Im Hinblick auf die Konzernverantwortungsinitiative, die nun langsam auf das politische Parkett kommt, und im Zusammenhang mit dem Greta-Effekt, ist das Thema der nachhaltigen Beschaffung aktueller und wichtiger denn je. Laut Kathrin Amacker, welche zum Anlass «Responsible Leaders» eingeladen hat, sieht sich die SBB hier in besonderer Verantwortung: Mit einem Volumen von fünf Milliarden Franken pro Jahr ist sie eine der grössten Bestellerinnen in der Schweiz. 87 Prozent der Bestellungen tätigt sie über Schweizer Firmen, deren Lieferketten sich jedoch über den ganzen Erdball erstrecken. Grund genug, dem Kader mit grossen Entscheidungskompetenzen das Thema näher zu bringen.
Das öffentliche Beschaffungswesen in Mitten grosser Veränderungen
Grosse Veränderungen stellen das öffentliche Beschaffungswesen auf den Kopf. Ein Paradigmenwechsel ist im Gang.

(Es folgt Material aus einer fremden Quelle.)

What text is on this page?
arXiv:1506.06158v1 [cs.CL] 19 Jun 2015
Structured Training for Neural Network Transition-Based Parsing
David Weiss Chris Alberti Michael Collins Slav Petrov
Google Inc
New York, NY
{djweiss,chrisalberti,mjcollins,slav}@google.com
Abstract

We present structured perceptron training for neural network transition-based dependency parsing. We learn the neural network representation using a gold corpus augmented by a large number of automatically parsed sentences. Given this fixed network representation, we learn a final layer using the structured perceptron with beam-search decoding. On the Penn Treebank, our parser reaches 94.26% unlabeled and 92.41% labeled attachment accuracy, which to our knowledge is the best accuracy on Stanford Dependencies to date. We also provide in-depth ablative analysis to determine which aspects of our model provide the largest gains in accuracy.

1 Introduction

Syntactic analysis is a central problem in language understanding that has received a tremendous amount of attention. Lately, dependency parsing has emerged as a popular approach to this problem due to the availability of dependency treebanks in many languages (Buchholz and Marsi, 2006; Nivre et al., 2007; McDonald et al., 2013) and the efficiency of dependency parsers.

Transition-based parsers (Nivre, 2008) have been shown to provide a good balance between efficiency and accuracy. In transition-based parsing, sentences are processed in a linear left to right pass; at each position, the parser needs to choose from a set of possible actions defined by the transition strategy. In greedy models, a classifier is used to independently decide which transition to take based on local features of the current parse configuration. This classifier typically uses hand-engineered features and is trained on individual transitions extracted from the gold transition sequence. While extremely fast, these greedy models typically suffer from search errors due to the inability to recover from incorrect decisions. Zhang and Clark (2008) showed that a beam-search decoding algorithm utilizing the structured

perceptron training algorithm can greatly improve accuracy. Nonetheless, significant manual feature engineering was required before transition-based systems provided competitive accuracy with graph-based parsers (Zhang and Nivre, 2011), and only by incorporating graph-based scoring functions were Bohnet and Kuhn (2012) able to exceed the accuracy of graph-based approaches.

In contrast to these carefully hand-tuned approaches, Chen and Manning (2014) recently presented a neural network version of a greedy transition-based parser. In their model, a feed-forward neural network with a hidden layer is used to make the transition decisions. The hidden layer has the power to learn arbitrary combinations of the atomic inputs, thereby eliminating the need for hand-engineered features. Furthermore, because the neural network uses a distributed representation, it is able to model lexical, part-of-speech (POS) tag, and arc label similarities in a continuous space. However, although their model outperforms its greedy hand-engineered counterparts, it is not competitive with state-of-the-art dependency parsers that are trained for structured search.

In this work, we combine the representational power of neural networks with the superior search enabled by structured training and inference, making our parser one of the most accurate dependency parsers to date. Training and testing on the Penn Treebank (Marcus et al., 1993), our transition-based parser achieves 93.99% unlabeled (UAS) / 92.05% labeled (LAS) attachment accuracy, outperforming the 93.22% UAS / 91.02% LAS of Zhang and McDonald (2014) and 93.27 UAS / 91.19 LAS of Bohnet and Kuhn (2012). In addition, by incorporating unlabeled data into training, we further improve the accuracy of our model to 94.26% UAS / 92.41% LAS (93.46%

Marc Steiner, Bundesverwaltungsrichter erklärt, dass nicht mehr der Preis allein über das beste Angebot bestimmt: Qualität, Innovation und Nachhaltigkeit rücken in den Vordergrund. Wie kam es dazu? «Der Druck kommt nicht wie so oft von den linken NGOs, sondern von den Anbieterverbänden. Sie wollen weg von der seit den 90er Jahren vorherrschenden Philosophie der Marktöffnung, bei der es vor allem um den Preis geht», so Marc Steiner weiter. Dieser Paradigmenwechsel ist nun auch im Bundesgesetz über das öffentliche Beschaffungswesen BöB (Stand Juni 2019) sichtbar. Darin zeigt sich klar, dass mit dem neuen Gesetz ein Anreizsystem geschaffen wird, bei dem der Preis nicht mehr das Mantra ist.